After 40 years serving homey breakfasts and lunches, Swiss Pastry Shop is giving itself a mini culinary makeover.
While it will never scuttle its one-of-a-kind Black Forest cake, this quaint bakery-restaurant has upped its foodie profile with the addition of grass-fed burgers, gourmet sandwiches and salads, and, on Friday and Saturday nights, some of the best pizza in Dallas-Fort Worth.
To help execute this transformation, owners Hans and Kristi Muller partnered with Jay Jerrier, owner of Cane Rosso, Dallas' premier Neapolitan-style pizzeria. Duplicating the Thursday-night arrangement he has with Times Ten Cellars, Jerrier dispatches his mobile oven to Swiss Pastry Shop on those two nights. Since the restaurant part of Swiss Pastry Shop closes at 3 p.m., it's an ideal location for a Cane Rosso pop-up.
There's room in the parking lot for the mobile oven, and the Cane Rosso staff takes over service at the 100-seat air-conditioned dining room inside.
The Cane Rosso team does pizzas with a small selection of appetizers and salads. The arrangement gives Fort Worth diners another crack at Cane Rosso pizza without having to drive to Dallas on a weekend night.

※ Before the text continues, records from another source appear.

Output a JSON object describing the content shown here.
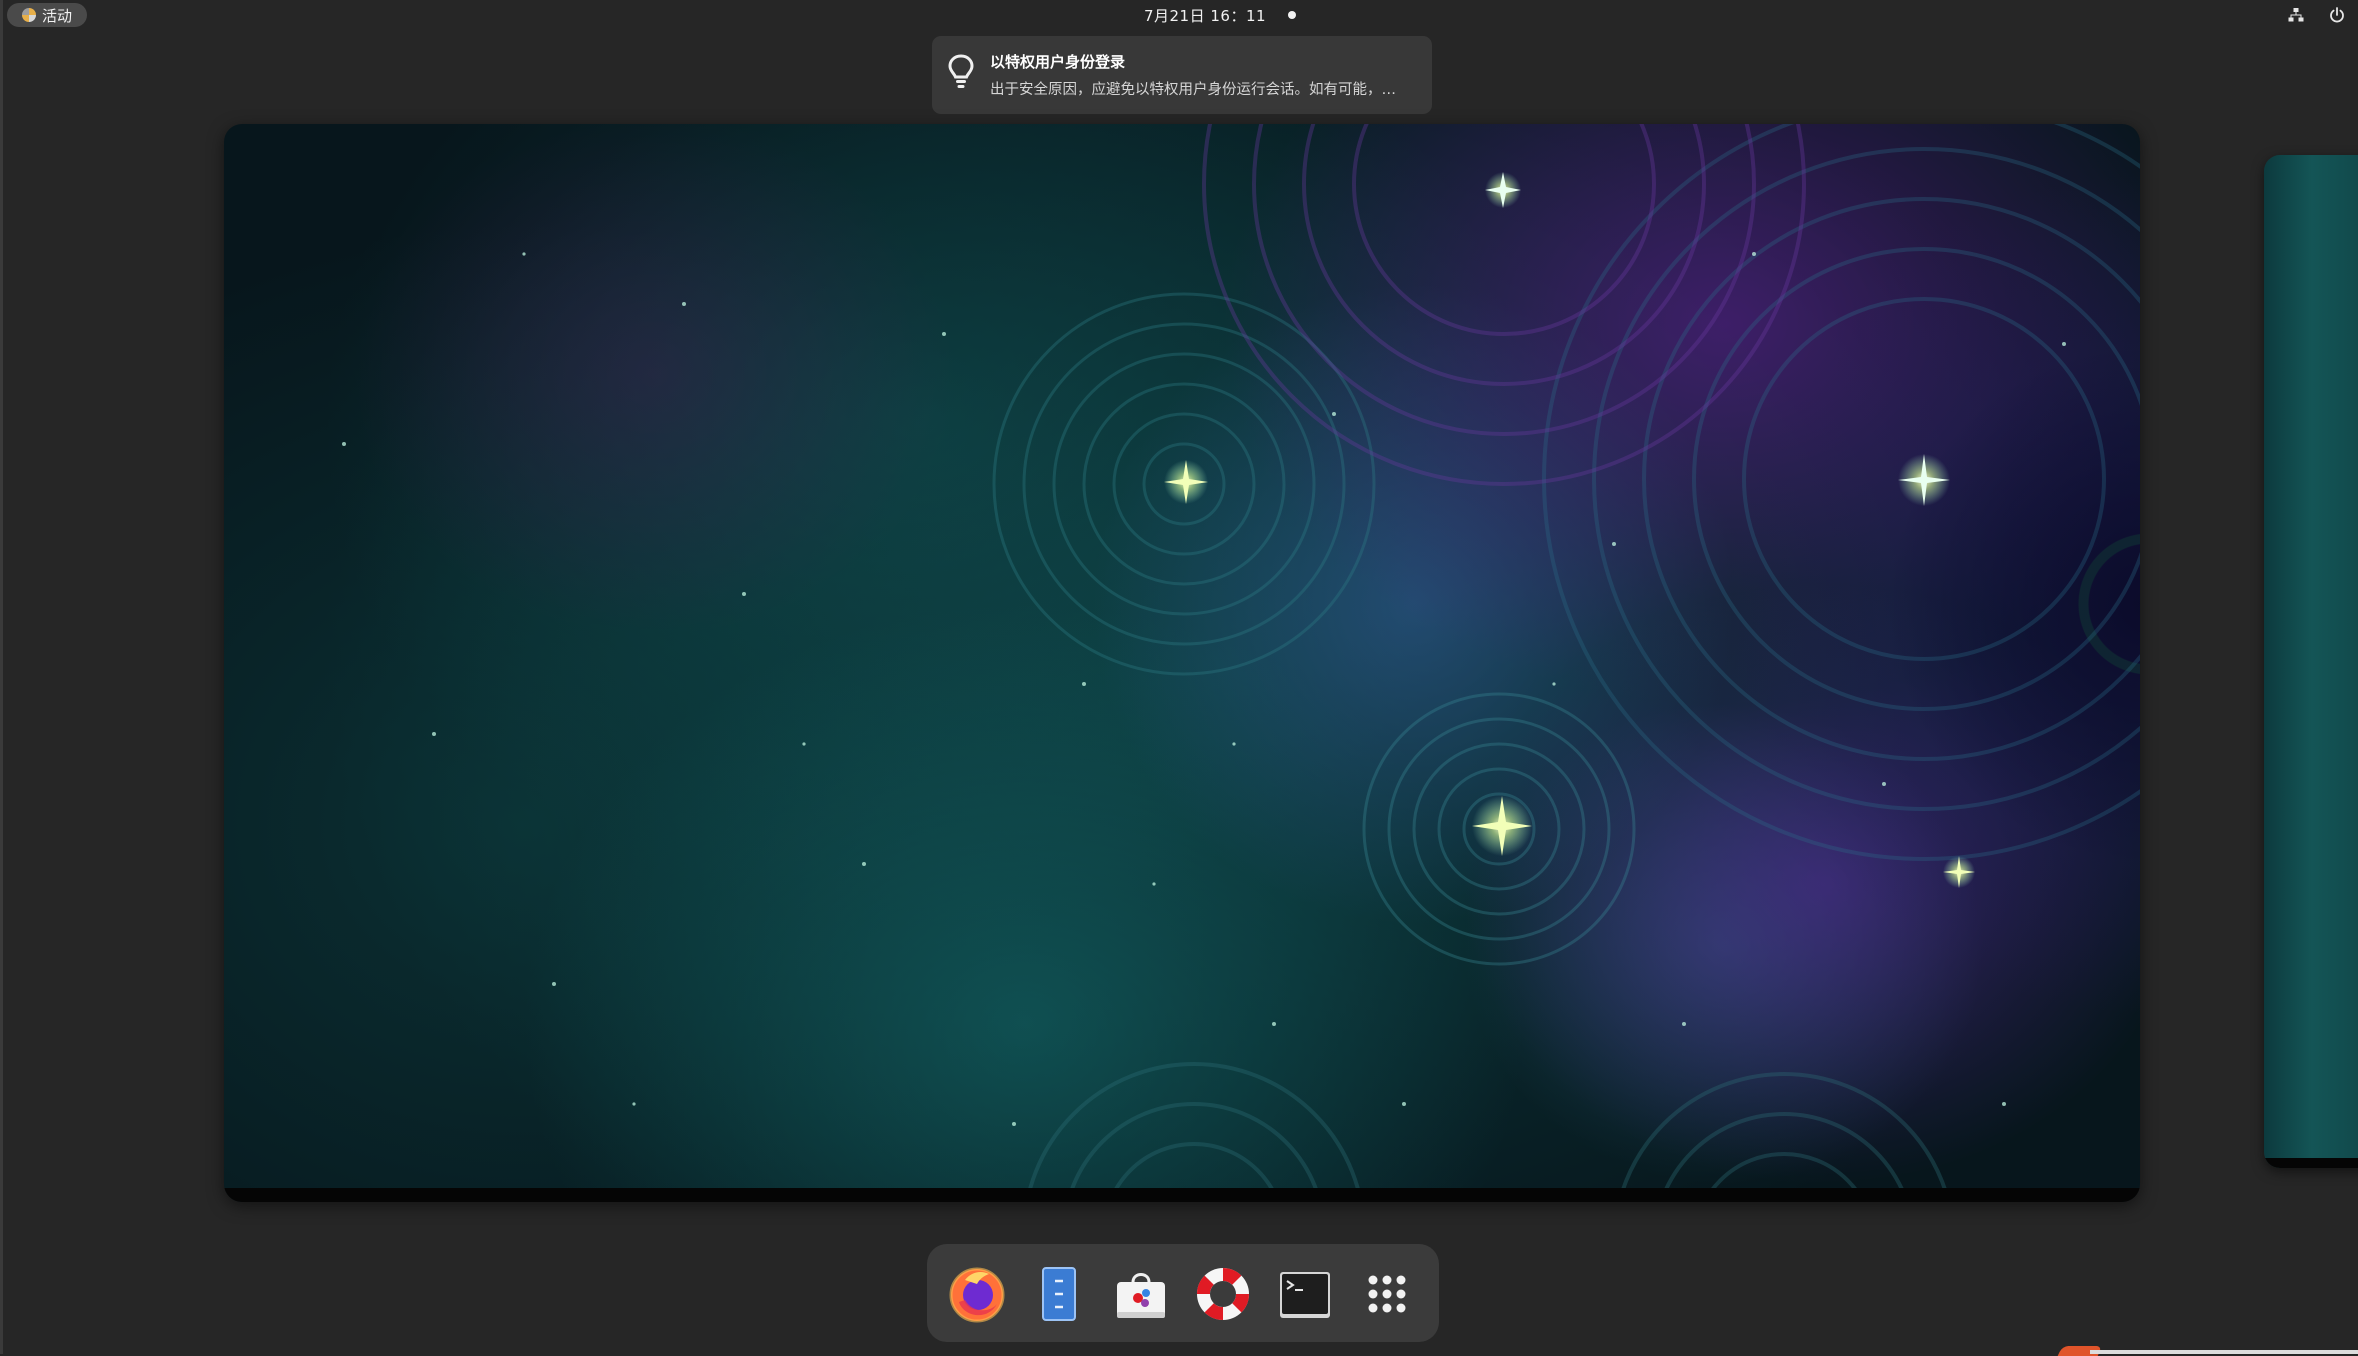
{
  "topbar": {
    "activities_label": "活动",
    "clock": "7月21日 16：11"
  },
  "notification": {
    "icon": "lightbulb-icon",
    "title": "以特权用户身份登录",
    "body": "出于安全原因，应避免以特权用户身份运行会话。如有可能，…"
  },
  "tray": {
    "network_icon": "network-wired-icon",
    "power_icon": "power-icon"
  },
  "dock": {
    "items": [
      {
        "name": "Firefox",
        "icon": "firefox-icon"
      },
      {
        "name": "Files",
        "icon": "file-manager-icon"
      },
      {
        "name": "Software",
        "icon": "software-store-icon"
      },
      {
        "name": "Help",
        "icon": "help-lifebuoy-icon"
      },
      {
        "name": "Terminal",
        "icon": "terminal-icon"
      },
      {
        "name": "Show Apps",
        "icon": "app-grid-icon"
      }
    ]
  },
  "colors": {
    "panel_bg": "#262626",
    "notification_bg": "#383838",
    "dock_bg": "#3b3b3b",
    "accent_orange": "#e0542a"
  }
}
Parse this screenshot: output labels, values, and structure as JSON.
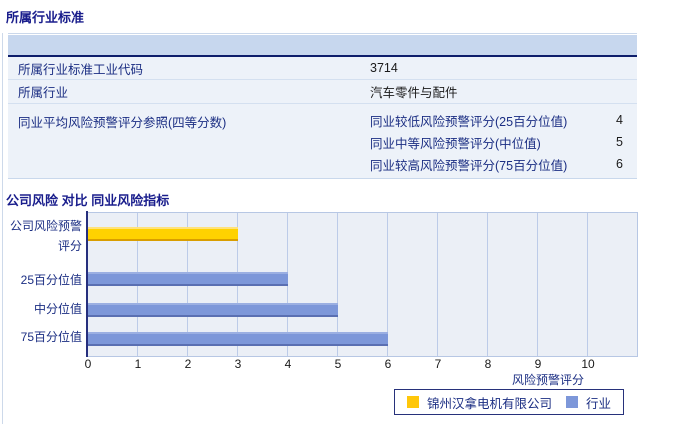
{
  "section1": {
    "title": "所属行业标准",
    "rows": [
      {
        "label": "所属行业标准工业代码",
        "value": "3714"
      },
      {
        "label": "所属行业",
        "value": "汽车零件与配件"
      },
      {
        "label": "同业平均风险预警评分参照(四等分数)",
        "subrows": [
          {
            "label": "同业较低风险预警评分(25百分位值)",
            "value": "4"
          },
          {
            "label": "同业中等风险预警评分(中位值)",
            "value": "5"
          },
          {
            "label": "同业较高风险预警评分(75百分位值)",
            "value": "6"
          }
        ]
      }
    ]
  },
  "section2": {
    "title": "公司风险 对比 同业风险指标"
  },
  "chart_data": {
    "type": "bar",
    "orientation": "horizontal",
    "title": "",
    "categories": [
      "公司风险预警评分",
      "25百分位值",
      "中分位值",
      "75百分位值"
    ],
    "values": [
      3,
      4,
      5,
      6
    ],
    "bar_colors": [
      "#FFD200",
      "#7D97D9",
      "#7D97D9",
      "#7D97D9"
    ],
    "xlabel": "风险预警评分",
    "ylabel": "",
    "xlim": [
      0,
      10
    ],
    "xticks": [
      "0",
      "1",
      "2",
      "3",
      "4",
      "5",
      "6",
      "7",
      "8",
      "9",
      "10"
    ],
    "grid": "vertical",
    "legend_position": "bottom",
    "legend": [
      {
        "label": "锦州汉拿电机有限公司",
        "color": "#FFC70A"
      },
      {
        "label": "行业",
        "color": "#7D97D9"
      }
    ]
  }
}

You can BYOB (and if you're fussy about wineglasses, you may want to BYOG, too); and if you crave a sweet, you can buy something from the Swiss Pastry Shop's bakery during pizza hours -- so you can get a slice of that famous cake with its layers of whipped cream and meringue.
As reinforcement, Swiss Pastry Shop has beefed up its regular lunch menu with a slate of burgers made from grass-fed beef and wild game. Weighing in at a half-pound each, they range from a basic grass-fed beef burger ($7.95) to one with mushrooms and Swiss cheese ($9.95) to the decadent Dirty Redneck ($11.95), topped with brisket, bacon, grilled onions and cheddar cheese.
There are also two made with Texas game ($9.95) -- antelope and wild boar.
The "Wild Boar-ger" was a half-pound patty with an assertively perky flavor -- mildly gamey with a hint of smoke. Good stuff. We liked that it was on the dry side, but it might not please those who like their burgers with grease running down their arms.
It came on a tall kaiser bun speckled with sesame seeds and toasted on the grill, with crisp romaine, a thick slice of tomato and house-made pickles on the side. A spear down the middle of the sandwich was made from an environmentally friendly stick of bamboo.
Burgers come with potato salad or sauerkraut, or half portions of both. The kraut -- the same one served on the signature Rueben sandwich -- was superb: Served hot, the fermented cabbage shreds were tender and tangy, and came speckled with poppy seeds for visual interest. Potato salad, tinted yellow, had a creamy texture and strong vinegary taste. The potato chunks were soft but not mealy; strips of white onion added body.
There are limits to how "gourmet" Swiss Pastry Shop can go. Our old-school server made it to our table only after finishing a conversation with a co-worker, and left abruptly when she decided we were done ordering (we were not).
As for the menu: Mesclun-mix salad ($7.95) was a generous portion of mixed baby greens with dried cranberries, walnuts and feta cheese tossed in vinaigrette. But in the end, it felt one-dimensional; maybe add some beets, peas or beans? The mushroom panini ($6.95) was basically the mushroom burger without the patty -- a grilled cheese sandwich with thickly sliced button mushrooms that had been sauteed.
Both were nice efforts, but it is hard to compete with house specialties such as the wurst plates and the economical soup of the day ($2.05 for a cup, $2.95 for a bowl).
Swiss Pastry Shop also does a brisk breakfast business with pancakes, omelets and pastries, such as the sticky toffee buns. Yeasty, sweet and loaded with pecans, those pretty much win over everyone, foodie or not.